Efficient Data Structures and Learning Algorithms
Intelligent data structures can support fast queries for information that may otherwise take a long time to compute, such as temporal scans and robustness guarantees. Reducing the resource cost of deep learning algorithms through efficient sampling and by replacing internal network structure with more light-weight alternatives, such as fuzzy decision trees. Adaptive resolution temporal scans to answer user queries. Disjunctive anomaly detection.
Explainable & Trustworthy AI
If understanding, performance, and trust are integral to the adoption of AI in new, mission-critical fields, a model's inability to rationalize its behavior is rate-limiting. If users cannot supervise AI systems, there is a non-trivial chance that AI will inflict otherwise easily preventable harm to humans.
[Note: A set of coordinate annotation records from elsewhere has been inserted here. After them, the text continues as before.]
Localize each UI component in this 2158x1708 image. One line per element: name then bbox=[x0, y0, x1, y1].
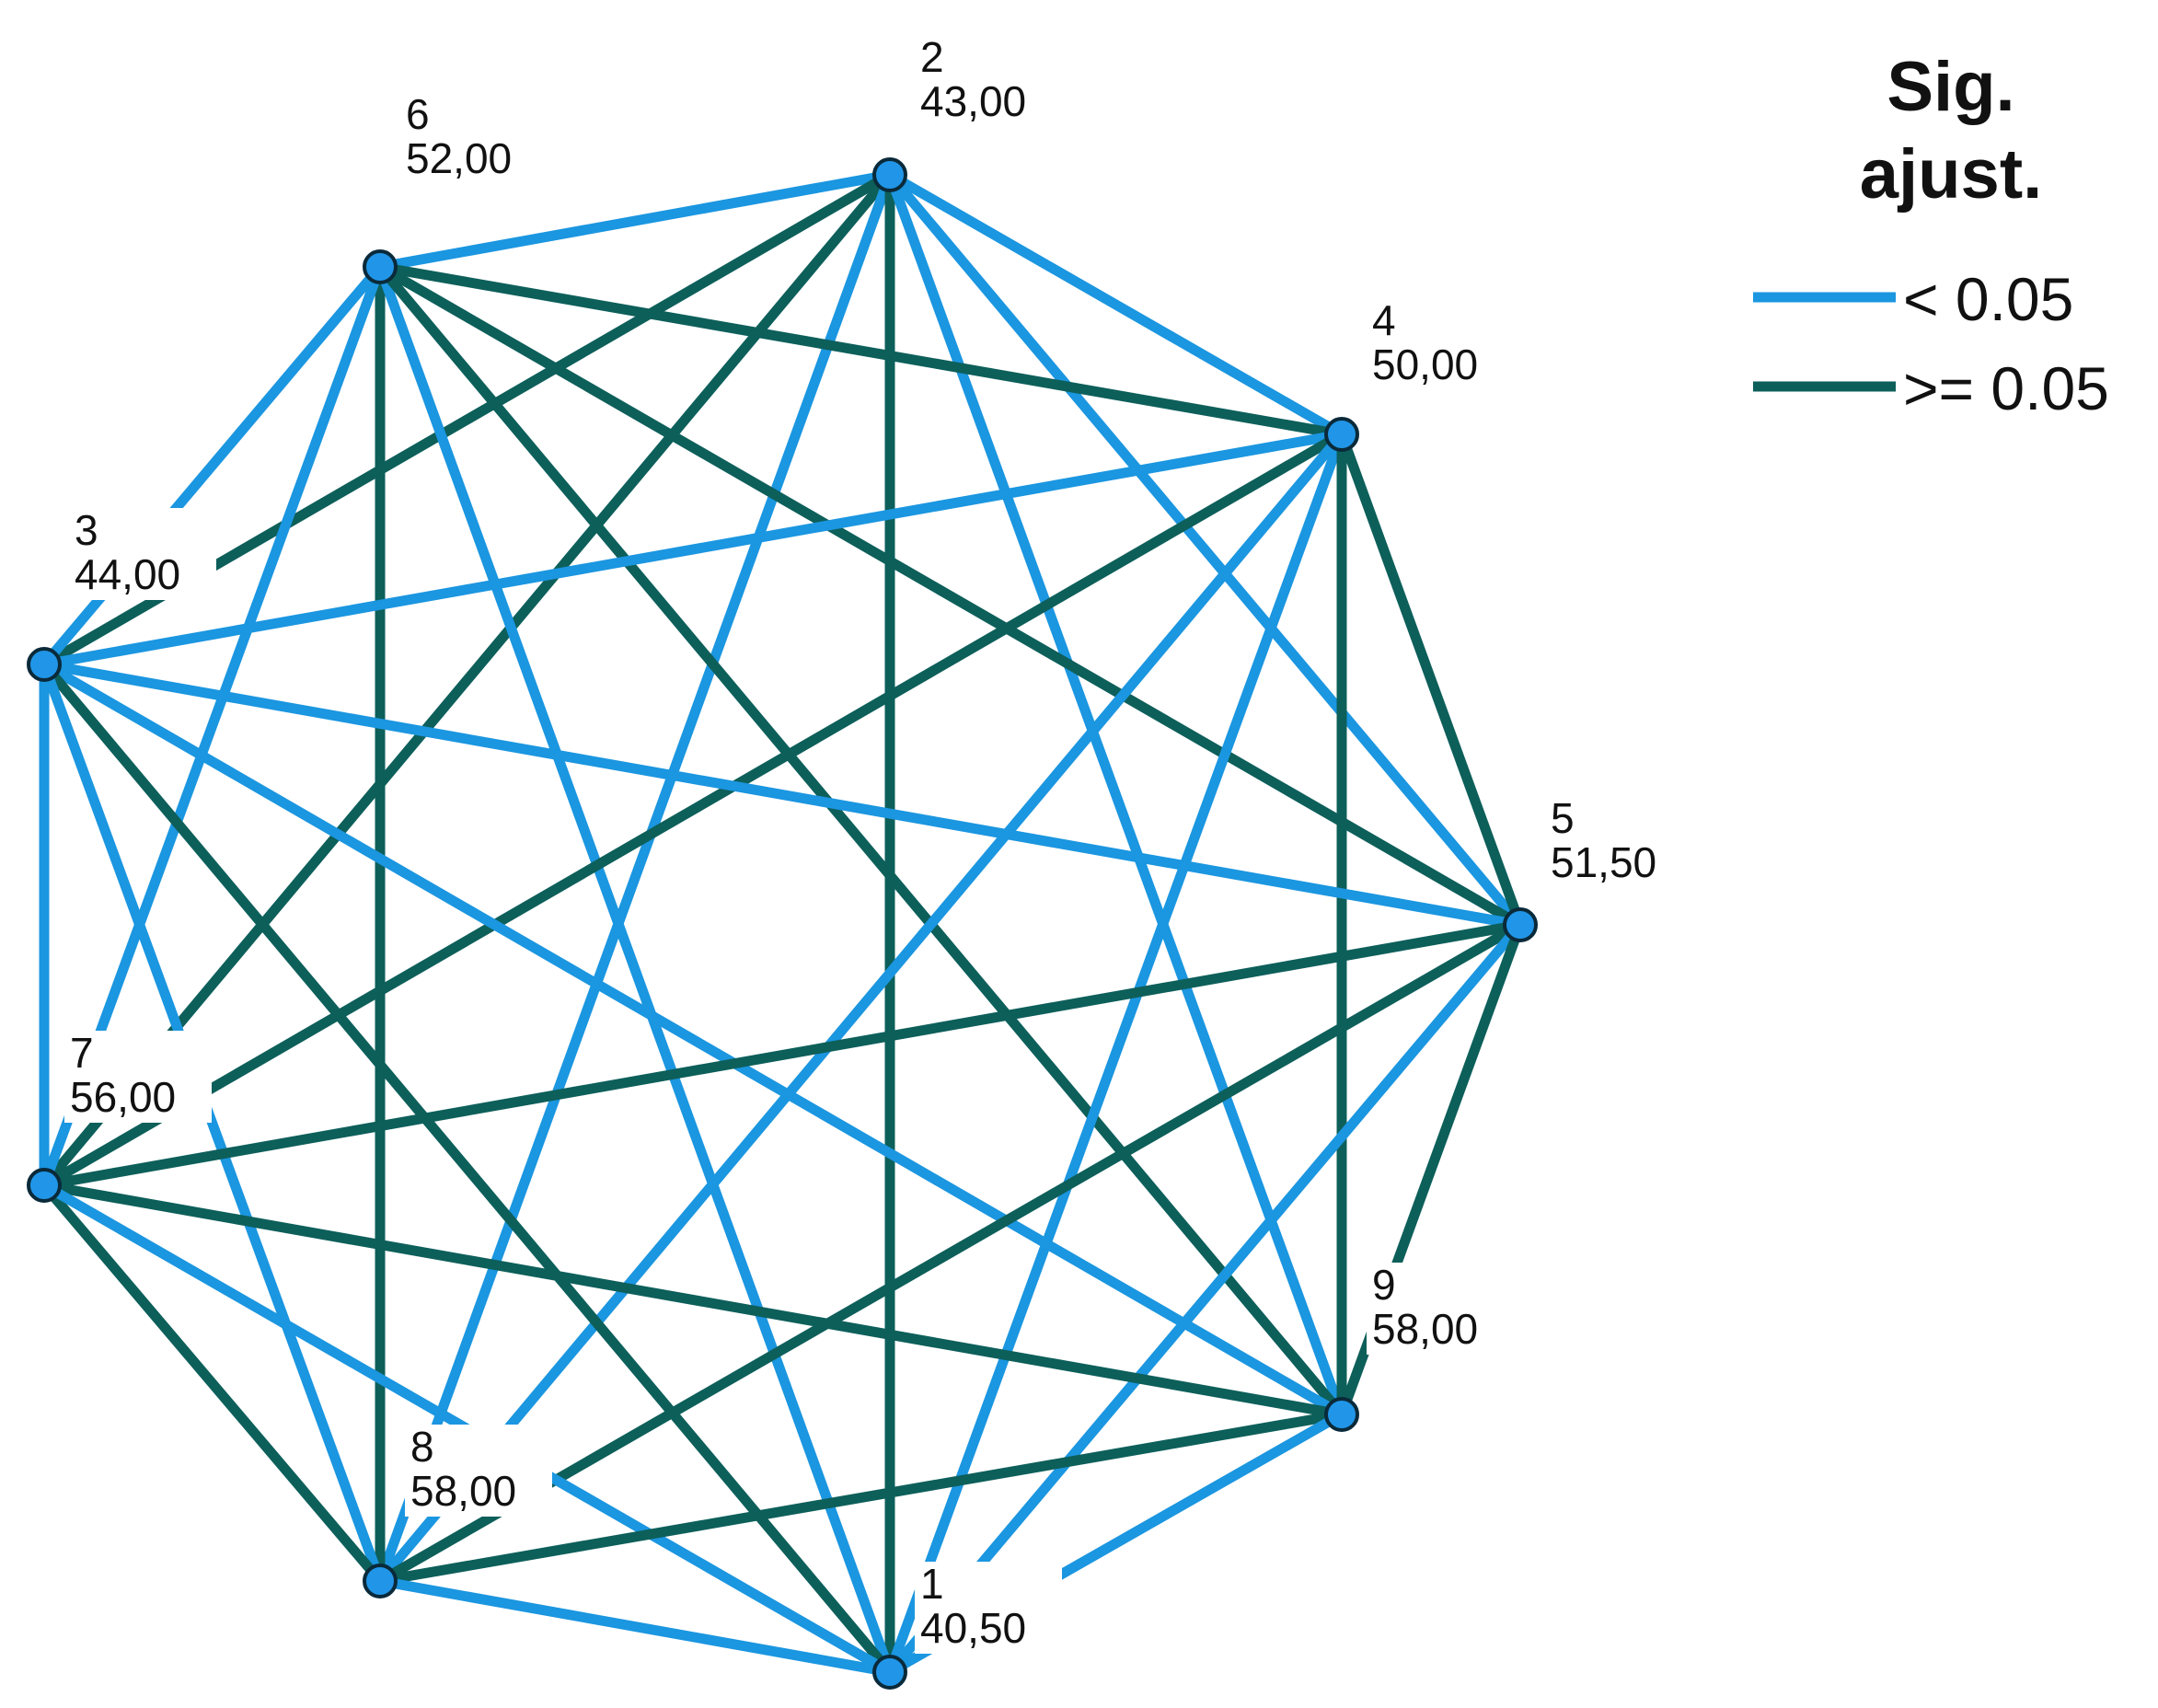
edge-6-1 bbox=[375, 265, 895, 1674]
edge-2-8 bbox=[375, 173, 895, 1583]
node-7 bbox=[27, 1168, 62, 1203]
node-4 bbox=[1324, 417, 1359, 452]
node-id-label-3: 3 bbox=[75, 506, 98, 554]
node-3 bbox=[27, 647, 62, 682]
edge-7-8 bbox=[40, 1182, 385, 1585]
nodes-layer bbox=[27, 157, 1538, 1690]
node-labels-layer: 140,50 243,00 344,00 450,00 551,50 652,00 756,… bbox=[64, 33, 1692, 1654]
node-8 bbox=[363, 1564, 398, 1598]
node-1 bbox=[872, 1655, 907, 1690]
edge-6-5 bbox=[377, 262, 1523, 929]
node-value-label-3: 44,00 bbox=[75, 550, 180, 598]
edge-6-4 bbox=[379, 261, 1343, 440]
edge-4-7 bbox=[41, 430, 1344, 1190]
node-id-label-4: 4 bbox=[1372, 296, 1396, 344]
node-value-label-8: 58,00 bbox=[410, 1467, 516, 1515]
legend-title-line1: Sig. bbox=[1887, 48, 2014, 126]
edge-2-7 bbox=[40, 171, 894, 1189]
node-id-label-1: 1 bbox=[920, 1560, 944, 1608]
legend: Sig. ajust. < 0.05 >= 0.05 bbox=[1753, 48, 2109, 422]
edge-7-9 bbox=[43, 1180, 1343, 1420]
edge-5-1 bbox=[885, 921, 1525, 1676]
legend-label-significant: < 0.05 bbox=[1903, 265, 2073, 333]
edge-4-3 bbox=[43, 429, 1343, 670]
legend-title-line2: ajust. bbox=[1860, 135, 2043, 214]
node-value-label-7: 56,00 bbox=[70, 1073, 176, 1121]
legend-label-not-significant: >= 0.05 bbox=[1903, 354, 2109, 422]
node-id-label-8: 8 bbox=[410, 1423, 434, 1471]
node-9 bbox=[1324, 1397, 1359, 1432]
edge-3-9 bbox=[41, 660, 1344, 1419]
node-value-label-4: 50,00 bbox=[1372, 340, 1478, 388]
edge-4-5 bbox=[1336, 433, 1526, 927]
edge-5-7 bbox=[43, 919, 1521, 1191]
edge-2-6 bbox=[379, 169, 891, 272]
edge-3-5 bbox=[43, 659, 1521, 930]
node-label-background-7 bbox=[64, 1031, 212, 1123]
node-label-background-1 bbox=[915, 1562, 1062, 1654]
node-value-label-2: 43,00 bbox=[920, 77, 1026, 125]
node-label-background-3 bbox=[69, 508, 216, 600]
edge-8-9 bbox=[379, 1409, 1343, 1587]
edges-layer bbox=[39, 169, 1526, 1678]
node-label-background-8 bbox=[405, 1425, 552, 1517]
node-id-label-9: 9 bbox=[1372, 1261, 1396, 1309]
edge-3-8 bbox=[39, 663, 386, 1583]
node-value-label-1: 40,50 bbox=[920, 1604, 1026, 1652]
node-label-background-5 bbox=[1545, 796, 1692, 888]
edge-3-1 bbox=[40, 661, 894, 1676]
node-6 bbox=[363, 249, 398, 284]
node-label-background-6 bbox=[400, 92, 548, 184]
node-id-label-6: 6 bbox=[406, 90, 430, 138]
edge-5-8 bbox=[377, 920, 1523, 1586]
edge-6-9 bbox=[375, 263, 1346, 1418]
edge-2-5 bbox=[885, 171, 1525, 929]
node-id-label-5: 5 bbox=[1551, 794, 1575, 842]
node-value-label-5: 51,50 bbox=[1551, 838, 1656, 886]
edge-4-8 bbox=[375, 431, 1346, 1585]
node-label-background-4 bbox=[1367, 298, 1514, 390]
edge-2-4 bbox=[887, 170, 1344, 439]
node-id-label-7: 7 bbox=[70, 1029, 94, 1077]
node-label-background-2 bbox=[915, 35, 1062, 127]
node-label-background-9 bbox=[1367, 1263, 1514, 1355]
node-value-label-6: 52,00 bbox=[406, 134, 512, 182]
edge-4-1 bbox=[884, 433, 1347, 1674]
node-id-label-2: 2 bbox=[920, 33, 944, 81]
node-value-label-9: 58,00 bbox=[1372, 1305, 1478, 1353]
edge-2-9 bbox=[884, 173, 1347, 1416]
node-5 bbox=[1503, 907, 1538, 942]
edge-8-1 bbox=[379, 1575, 891, 1678]
node-2 bbox=[872, 157, 907, 192]
edge-6-3 bbox=[40, 263, 385, 668]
Auton Lab develops a variety of tools which are intended to give the developers of AI systems a better understanding of what their models actually learn. In developing AI systems for subject matter experts (SMEs), it is important to demonstrate that AI learns a policy that resonates with human decision making in easy-to-adjudicate cases. Proving that AI has learned 'common sense' patterns in data requires that our systems be both explainable and interrogable. Common sense properties of AI systems may include algorithmic fairness in applications that deal with human data. Auton Lab develops methods for determining whether a trained model exhibits unfair bias, which not only informs decision making at model deployment, but also in a streaming manner as deployed models make new predictions.